Proof check that the set $A$ of subsequential limits of a series ${p_n}$ in a metric space is closed.

Question

Let $q$ be an accumulation point of $A$. There exists a point $x$ such that $d(x.q)< \frac{\delta}{2}- d(p_i,p_{m_j}) \tag{1}$ where $p_{m_{j}}$ is an arbitrary element of the subsequence {${p_{m_i}}$} which converges to $x$ (such a sequence exists since $x$ is in $A$) which means that for any $\epsilon>0$ there exists an integer $M$ such that whenever $m_i>M$, $d(p_{m_i},x)<\epsilon$. Setting $\epsilon=\frac{\delta}{2}+d(p_i,p_{m_j})$ we get $d(p_{m_i},x)< \frac{\delta}{2}+d(p_i,p_{m_j}) \tag{2}$ Adding $(1)$ and $(2)$ we get $$d(x,q)+d(p_{m_i},x)<\delta$$ using the triangle inequality, $$d(q,p_{m_i})<\delta$$ whenever $m_i>M$. So the subsequence ${p_{m_i}}$ converges to $q$ and it is in $A$. Is this correct?

Answer 1

No, it is not correct. For instance, you don't say what is that $\delta$ that you introduce in the second sentence of the proof. And it makes no sense to mention $d(m_i,x)$, since $m_i$ is an integer, not an element of your space.

Answer 2

Remark: I see that Apostol's accumulation point is different from limit point due to his word distinct. Then, by a definition, a set is closed iff it contains all of its accumulation points (in the sense of Apostol).

I understand that (perhaps) you want to prove that

Theorem   The set $\ A\ $ of all accumulation points (in the sense of Apostol) of any subset $\ S\ $ of arbitrary metric space $\ X\ $ is closed in $\ X$.

In particular, $\ S\ $ may be the set of all terms of a sequence in $\ X,\ $ for $\ S\ :=\ \{p_n: n\in\mathbb N\},\ $ where $\ p: \mathbb N\rightarrow X\ $ is an arbitrary sequence.

You may try to write a proof in a natural way by starting routinely (automatically) by expanding definitions:

Let $\ B\ $ be the set of all accumulation points of $\ A\ $. We want to show that $\ B\subseteq A.\ $ Thus, let point $\ b\in B.\ $ Every open ball $\ U(b,\ r)\ (\mbox{where}\ r>0)\ $ contains a point $\ a\in A\setminus\{b\}.\ $ Then, in turn, there exists $\ x\in U(a,\,\ d(a,\ b))\cap S\setminus\{a\}.\ $ Etc.

Be careful, you have to show that $\ x\ne b.$

Good luck.

Answer 3

I feel that there is a need for a clean presentation of the unhappy situation created by combining and discussing together the two notions:

• closed set
• accumulation point

(The hidden nuisance problem is due to logical element "distinct". This forces considering two cases where a single homogenous one would do).

At the given elementary level, it is necessary to spell out the relevant definitions.
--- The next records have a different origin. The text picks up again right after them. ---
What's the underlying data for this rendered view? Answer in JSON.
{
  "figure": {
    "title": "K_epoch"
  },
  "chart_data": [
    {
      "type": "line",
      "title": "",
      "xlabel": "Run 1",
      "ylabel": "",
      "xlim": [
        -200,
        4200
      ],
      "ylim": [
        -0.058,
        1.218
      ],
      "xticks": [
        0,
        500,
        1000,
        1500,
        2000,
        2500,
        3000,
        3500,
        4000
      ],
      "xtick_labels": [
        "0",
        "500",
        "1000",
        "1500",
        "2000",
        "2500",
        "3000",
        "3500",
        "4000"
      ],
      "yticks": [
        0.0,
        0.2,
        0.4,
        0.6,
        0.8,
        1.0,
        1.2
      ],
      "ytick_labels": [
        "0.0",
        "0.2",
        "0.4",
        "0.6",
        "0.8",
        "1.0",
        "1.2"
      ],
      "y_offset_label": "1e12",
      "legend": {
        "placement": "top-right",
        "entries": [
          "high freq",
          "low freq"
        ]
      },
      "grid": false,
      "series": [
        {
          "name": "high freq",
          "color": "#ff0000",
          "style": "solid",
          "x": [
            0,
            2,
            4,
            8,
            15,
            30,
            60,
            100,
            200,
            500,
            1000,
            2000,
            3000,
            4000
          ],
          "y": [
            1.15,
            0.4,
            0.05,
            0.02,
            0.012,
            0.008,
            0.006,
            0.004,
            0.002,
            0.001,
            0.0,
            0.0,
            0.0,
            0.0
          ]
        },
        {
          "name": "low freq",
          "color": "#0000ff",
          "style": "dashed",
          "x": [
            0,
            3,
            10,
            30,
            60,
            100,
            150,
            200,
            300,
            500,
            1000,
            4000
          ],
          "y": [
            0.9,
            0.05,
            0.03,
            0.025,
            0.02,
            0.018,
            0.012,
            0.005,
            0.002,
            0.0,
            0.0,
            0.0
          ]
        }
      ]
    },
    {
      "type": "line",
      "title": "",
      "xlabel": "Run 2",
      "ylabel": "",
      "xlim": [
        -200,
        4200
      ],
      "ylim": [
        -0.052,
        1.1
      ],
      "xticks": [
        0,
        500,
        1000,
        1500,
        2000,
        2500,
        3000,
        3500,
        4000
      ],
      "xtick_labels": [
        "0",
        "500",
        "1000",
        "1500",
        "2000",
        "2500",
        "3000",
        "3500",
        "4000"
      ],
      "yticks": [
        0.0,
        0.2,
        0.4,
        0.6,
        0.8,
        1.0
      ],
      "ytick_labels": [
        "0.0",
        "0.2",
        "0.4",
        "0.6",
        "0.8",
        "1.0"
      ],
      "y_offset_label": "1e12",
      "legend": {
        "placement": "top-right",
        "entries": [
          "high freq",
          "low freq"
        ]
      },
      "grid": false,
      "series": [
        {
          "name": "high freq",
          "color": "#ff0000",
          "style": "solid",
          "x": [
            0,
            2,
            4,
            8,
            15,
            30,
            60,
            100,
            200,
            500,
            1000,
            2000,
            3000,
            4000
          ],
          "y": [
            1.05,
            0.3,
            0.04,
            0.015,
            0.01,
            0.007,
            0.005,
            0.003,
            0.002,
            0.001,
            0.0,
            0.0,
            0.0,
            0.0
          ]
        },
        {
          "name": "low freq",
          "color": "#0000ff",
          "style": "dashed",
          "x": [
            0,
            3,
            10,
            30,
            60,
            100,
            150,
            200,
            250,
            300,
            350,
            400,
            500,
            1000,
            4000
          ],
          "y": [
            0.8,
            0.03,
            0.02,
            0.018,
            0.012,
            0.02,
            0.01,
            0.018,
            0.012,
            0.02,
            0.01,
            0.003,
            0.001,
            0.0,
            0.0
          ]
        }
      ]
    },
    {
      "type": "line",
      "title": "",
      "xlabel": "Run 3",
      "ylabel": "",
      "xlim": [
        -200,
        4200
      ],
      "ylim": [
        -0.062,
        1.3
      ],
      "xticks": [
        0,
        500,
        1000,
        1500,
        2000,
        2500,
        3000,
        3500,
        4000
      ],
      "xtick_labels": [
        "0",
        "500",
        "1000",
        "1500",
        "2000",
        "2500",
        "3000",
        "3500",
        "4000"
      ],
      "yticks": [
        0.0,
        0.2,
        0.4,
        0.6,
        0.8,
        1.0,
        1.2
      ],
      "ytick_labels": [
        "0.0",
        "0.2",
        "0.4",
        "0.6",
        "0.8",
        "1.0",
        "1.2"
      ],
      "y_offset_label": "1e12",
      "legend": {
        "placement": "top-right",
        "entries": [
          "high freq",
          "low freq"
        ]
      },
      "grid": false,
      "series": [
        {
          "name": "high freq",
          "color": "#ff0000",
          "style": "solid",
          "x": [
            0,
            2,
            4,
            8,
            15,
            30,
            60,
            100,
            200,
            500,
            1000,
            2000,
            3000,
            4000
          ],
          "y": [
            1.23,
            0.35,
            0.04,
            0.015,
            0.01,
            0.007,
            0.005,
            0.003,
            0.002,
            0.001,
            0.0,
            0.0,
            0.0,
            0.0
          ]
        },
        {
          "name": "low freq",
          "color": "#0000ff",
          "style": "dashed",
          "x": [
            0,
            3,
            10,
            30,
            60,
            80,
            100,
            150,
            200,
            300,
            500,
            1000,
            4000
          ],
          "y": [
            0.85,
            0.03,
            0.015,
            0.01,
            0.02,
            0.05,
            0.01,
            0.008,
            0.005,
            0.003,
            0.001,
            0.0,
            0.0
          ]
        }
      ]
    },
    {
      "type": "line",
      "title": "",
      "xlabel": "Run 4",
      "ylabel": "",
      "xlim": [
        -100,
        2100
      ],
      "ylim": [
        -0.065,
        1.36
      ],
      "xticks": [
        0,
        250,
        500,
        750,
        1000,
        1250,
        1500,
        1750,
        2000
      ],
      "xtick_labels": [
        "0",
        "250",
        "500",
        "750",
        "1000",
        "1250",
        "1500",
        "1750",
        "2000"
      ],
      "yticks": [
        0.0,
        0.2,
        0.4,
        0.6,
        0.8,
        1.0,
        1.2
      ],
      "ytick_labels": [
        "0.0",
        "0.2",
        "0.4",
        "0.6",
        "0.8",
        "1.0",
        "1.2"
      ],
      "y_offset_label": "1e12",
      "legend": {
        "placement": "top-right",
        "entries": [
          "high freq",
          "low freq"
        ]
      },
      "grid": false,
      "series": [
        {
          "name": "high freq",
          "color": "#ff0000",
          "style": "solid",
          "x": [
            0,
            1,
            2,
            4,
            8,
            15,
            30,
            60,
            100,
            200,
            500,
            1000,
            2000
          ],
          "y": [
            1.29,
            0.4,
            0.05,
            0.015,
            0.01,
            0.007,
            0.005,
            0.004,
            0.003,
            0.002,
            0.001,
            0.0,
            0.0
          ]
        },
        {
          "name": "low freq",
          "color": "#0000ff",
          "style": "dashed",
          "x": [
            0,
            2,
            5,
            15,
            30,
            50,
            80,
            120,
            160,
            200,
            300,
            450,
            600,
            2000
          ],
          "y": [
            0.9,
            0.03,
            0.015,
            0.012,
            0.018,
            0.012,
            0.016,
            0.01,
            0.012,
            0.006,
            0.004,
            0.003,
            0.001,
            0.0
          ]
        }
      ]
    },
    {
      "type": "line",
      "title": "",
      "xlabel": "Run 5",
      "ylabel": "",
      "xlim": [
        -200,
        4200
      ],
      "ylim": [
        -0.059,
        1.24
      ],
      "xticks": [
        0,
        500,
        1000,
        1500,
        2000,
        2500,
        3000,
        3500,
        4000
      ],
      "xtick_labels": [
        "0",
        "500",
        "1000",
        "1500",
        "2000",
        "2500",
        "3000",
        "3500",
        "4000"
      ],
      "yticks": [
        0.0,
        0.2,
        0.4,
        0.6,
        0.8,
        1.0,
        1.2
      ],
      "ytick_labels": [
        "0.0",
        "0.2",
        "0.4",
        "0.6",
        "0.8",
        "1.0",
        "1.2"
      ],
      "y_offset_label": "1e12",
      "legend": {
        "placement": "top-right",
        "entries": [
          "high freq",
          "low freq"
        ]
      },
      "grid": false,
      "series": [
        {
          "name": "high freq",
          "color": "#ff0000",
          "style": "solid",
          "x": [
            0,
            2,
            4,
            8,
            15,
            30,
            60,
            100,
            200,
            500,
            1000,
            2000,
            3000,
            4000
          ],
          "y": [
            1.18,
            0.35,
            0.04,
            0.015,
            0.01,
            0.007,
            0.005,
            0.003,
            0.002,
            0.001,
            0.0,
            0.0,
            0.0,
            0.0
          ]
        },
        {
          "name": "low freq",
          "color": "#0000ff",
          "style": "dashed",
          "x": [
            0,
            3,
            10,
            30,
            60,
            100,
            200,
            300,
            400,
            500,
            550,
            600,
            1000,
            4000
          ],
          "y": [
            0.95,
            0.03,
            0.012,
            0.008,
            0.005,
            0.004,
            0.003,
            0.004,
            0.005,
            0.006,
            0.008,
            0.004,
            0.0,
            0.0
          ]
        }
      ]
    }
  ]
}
Everything happens within a metric space $\ (X\ d).\ $ Our OP have already kindly provided the definition of the accumulation point of arbitrary set $\ S\subseteq X.\ $ Now, by definition:

DEFINITION $\ S\ $ is closed $\ \Leftarrow:\Rightarrow\ A\subseteq S,\ $ where $\ A\ $ is the set of all accumulation points of $\ S.$

Now, under the above notation, when $\ A\ $ is the set of all accumulation points of $\ S,\ $ the OP problem can be sated as:

THEOREM   $\ A\ $ is closed.

PROOF Let $\ B\ $ be the set of all accumulation points of $\ A.\ $ According to the above definition of a closed set, we have to show that

$$ B\subseteq A $$

If you read my previous answer all the way to "Etc." you will see that every point $\ b\in B\ $ is an accumulation point of $\ S\ $ hence $\ b\in A;\ $ in other words, $\ B\subseteq A.\ $ End Of PROOF

I felt it pedagogical to write these two notes instead of one, it should help -- that's how I feel.